For a clean and layered effect, as well as an additional means to insulate from light and noise, Curtain World says you can opt for blinds instead of sheers underneath curtains. We decided long ago not to add a lot of holes in our window moldings and discovered that suspending roman blinds on tension rods did the trick. (They were the thing that allowed us to skip drapes on the side window.) It's simple to adjust their height and placement — at times we put them at the top of the window frame, and other times in the center. The color ties in the area rug without contributing busyness, and additionally, they appear throughout our house, creating a cohesive scheme from room to room. If we could pass on one easy and budget-friendly tip, it would be ready-made roman blinds on tension rods.

Hanging onto an idea

Back in our space, we couldn't do a thing yet. We needed rods with brackets and decorative clip-on rings before the curtains could be installed. Ours had pole pockets but we prefer a more tailored look, so we attempted to mimic the undulation of more expensive, pleated drapes by hanging them from the pole on rings. The internet is full of inspiration and design cheats like that. Remember to factor the hardware into your final cost. Once again, as with curtains, there is a wide array of styles and pricing. We opted for inexpensive hardware, but the devil is in the details and we do have a bit of regret (though nothing to lose sleep over).

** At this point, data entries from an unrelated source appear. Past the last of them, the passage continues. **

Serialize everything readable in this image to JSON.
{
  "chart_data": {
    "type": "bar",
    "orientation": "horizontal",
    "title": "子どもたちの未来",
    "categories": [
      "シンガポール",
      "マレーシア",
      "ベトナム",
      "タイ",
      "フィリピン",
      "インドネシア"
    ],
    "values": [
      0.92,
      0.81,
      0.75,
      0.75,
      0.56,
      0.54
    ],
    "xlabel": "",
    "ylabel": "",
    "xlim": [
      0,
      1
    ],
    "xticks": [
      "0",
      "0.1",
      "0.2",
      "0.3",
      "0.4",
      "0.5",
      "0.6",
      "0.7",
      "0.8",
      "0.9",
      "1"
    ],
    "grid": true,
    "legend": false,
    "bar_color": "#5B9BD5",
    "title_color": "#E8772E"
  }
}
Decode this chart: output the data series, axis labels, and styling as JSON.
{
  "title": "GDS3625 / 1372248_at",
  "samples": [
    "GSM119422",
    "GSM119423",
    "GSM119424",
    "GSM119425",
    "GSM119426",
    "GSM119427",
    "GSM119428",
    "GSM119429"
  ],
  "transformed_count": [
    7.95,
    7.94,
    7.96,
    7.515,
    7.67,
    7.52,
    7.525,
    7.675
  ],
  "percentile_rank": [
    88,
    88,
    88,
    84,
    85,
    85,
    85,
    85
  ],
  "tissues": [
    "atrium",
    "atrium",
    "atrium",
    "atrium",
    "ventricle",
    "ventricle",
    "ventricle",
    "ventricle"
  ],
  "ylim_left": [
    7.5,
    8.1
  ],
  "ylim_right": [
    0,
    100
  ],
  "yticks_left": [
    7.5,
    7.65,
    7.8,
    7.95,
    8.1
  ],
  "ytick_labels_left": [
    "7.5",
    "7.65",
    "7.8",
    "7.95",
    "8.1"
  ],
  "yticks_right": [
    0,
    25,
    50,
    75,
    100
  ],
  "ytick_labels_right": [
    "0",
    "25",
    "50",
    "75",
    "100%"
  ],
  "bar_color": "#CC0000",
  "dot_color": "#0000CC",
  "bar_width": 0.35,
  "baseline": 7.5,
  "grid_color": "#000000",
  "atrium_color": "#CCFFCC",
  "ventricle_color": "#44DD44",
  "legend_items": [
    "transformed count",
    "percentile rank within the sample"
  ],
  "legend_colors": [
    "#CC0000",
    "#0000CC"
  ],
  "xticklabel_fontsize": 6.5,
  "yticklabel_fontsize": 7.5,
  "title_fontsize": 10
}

The drapes were too long, as we knew they would be, so we tried the puddle. It's not perfect but we don't mind. And we lucked out with three of four panels concealed at the bottom behind furniture. We thought they would be dust magnets, but they're fine provided the floor underneath is vacuumed regularly.

The only curtain maintenance is the twice-yearly switch-out, and a fix every morning after one of us has pulled them closed for the night, something we've grown to accept. We roll the off-season panels loosely around a shipping tube; Centurion Window Fashions says folding causes creasing, and they also suggest cleaning them before storing. While they're easily accessible, we might wash the windows. Or not. One step we can't neglect is marveling at the transformation.